- Lyptus Research found AI offensive cybersecurity capability has doubled every 5.7 months since 2024, accelerating from a 9.8-month doubling rate recorded since 2019.
- Claude Opus 4.6 and GPT-5.3 Codex each achieved a 50% task success rate on assignments rated at roughly three hours of professional security-expert effort, using a two-million-token compute budget.
- GPT-5.3 Codex extended its effective time horizon from 3.1 to 10.5 hours when its token budget was raised fivefold, from two million to ten million tokens.

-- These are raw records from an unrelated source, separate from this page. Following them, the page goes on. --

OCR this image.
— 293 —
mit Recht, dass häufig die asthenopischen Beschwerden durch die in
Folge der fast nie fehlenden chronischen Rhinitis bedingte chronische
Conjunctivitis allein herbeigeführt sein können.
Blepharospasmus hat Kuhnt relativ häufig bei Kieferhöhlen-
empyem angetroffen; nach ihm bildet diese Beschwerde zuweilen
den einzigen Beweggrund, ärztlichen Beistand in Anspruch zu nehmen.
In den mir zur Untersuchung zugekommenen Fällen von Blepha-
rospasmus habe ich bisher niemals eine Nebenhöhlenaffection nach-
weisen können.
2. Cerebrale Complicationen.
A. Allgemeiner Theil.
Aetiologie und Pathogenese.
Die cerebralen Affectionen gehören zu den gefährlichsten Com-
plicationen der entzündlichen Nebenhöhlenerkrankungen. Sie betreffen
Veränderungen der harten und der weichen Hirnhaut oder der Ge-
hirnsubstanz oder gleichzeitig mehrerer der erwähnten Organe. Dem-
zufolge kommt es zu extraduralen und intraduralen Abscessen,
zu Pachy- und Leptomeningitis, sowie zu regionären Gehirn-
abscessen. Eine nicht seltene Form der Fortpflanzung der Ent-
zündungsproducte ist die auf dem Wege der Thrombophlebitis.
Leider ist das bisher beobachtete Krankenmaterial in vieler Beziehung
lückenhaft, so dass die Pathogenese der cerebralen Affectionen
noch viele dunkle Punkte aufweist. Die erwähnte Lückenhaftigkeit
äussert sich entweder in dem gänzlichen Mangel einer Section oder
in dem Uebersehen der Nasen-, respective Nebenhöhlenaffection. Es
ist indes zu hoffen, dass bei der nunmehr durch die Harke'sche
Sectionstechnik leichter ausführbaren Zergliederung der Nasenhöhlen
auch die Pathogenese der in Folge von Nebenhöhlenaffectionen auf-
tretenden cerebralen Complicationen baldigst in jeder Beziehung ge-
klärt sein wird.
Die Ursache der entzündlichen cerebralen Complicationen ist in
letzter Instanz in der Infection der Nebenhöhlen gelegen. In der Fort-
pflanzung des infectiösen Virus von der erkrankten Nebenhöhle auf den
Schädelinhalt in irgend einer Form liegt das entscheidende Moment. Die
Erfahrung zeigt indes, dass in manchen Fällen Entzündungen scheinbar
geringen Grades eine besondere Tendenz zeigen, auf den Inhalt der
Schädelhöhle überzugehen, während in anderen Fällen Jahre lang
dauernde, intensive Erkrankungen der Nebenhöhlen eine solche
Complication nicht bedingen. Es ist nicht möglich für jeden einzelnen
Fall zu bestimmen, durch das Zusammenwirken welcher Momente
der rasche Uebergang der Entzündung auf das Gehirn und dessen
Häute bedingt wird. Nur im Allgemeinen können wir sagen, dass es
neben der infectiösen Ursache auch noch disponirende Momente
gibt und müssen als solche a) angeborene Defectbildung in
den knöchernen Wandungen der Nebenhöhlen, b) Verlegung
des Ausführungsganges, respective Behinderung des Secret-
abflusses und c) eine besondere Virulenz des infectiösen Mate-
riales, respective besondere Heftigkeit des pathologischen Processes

- Open-source models currently trail closed-source frontier models by approximately 5.7 months on the same benchmark tasks.
What Happened
AI safety research firm Lyptus Research published a benchmark study in April 2026 showing that frontier AI models’ offensive cybersecurity capabilities have been doubling every 5.7 months since 2024, as reported by The Decoder. The study applied the METR time-horizon method — a framework that quantifies AI task performance in terms of equivalent hours of skilled human effort — and was calibrated against ten professional security experts across 291 tasks. The full dataset and report are publicly available on GitHub and Hugging Face.
Why It Matters
The 5.7-month doubling interval represents a meaningful acceleration from the longer-run trend: Lyptus Research found that AI offensive capability had been doubling every 9.8 months since 2019 before the pace quickened in 2024. The researchers stated that current benchmarking methodology likely underestimates the true rate of progress, because performance scales with token budget in ways the standard two-million-token test condition does not fully capture.
Technical Details
At a two-million-token compute budget, both Claude Opus 4.6 and GPT-5.3 Codex achieved a 50% success rate on tasks rated at approximately three hours of expert effort under the METR time-horizon scale. When GPT-5.3 Codex’s token budget was increased fivefold to ten million tokens, its effective time horizon expanded from 3.1 hours to 10.5 hours — a 3.4x increase in demonstrated capability from a 5x increase in compute allocation. Open-source models performed at a level consistent with where closed-source models stood approximately 5.7 months prior, indicating a consistent but trailing capability trajectory.
Who’s Affected
Enterprise security teams and critical infrastructure operators face the most direct exposure, as the 291 benchmark tasks reflect offensive techniques applicable to real-world penetration testing and vulnerability exploitation. Anthropic and OpenAI are the primary model developers whose systems were measured, with Claude Opus 4.6 and GPT-5.3 Codex identified as the leading performers on the benchmark. Organizations relying on open-source models for security-adjacent workflows should account for the roughly six-month capability lag relative to the closed-source frontier.
What’s Next
Lyptus Research made the full dataset publicly available on GitHub and Hugging Face for independent replication and analysis. The team’s caveat that existing token-budget ceilings understate capability growth points toward follow-on benchmarking at higher compute allocations and longer task-complexity horizons. No specific timeline for a follow-up study was disclosed in the published materials.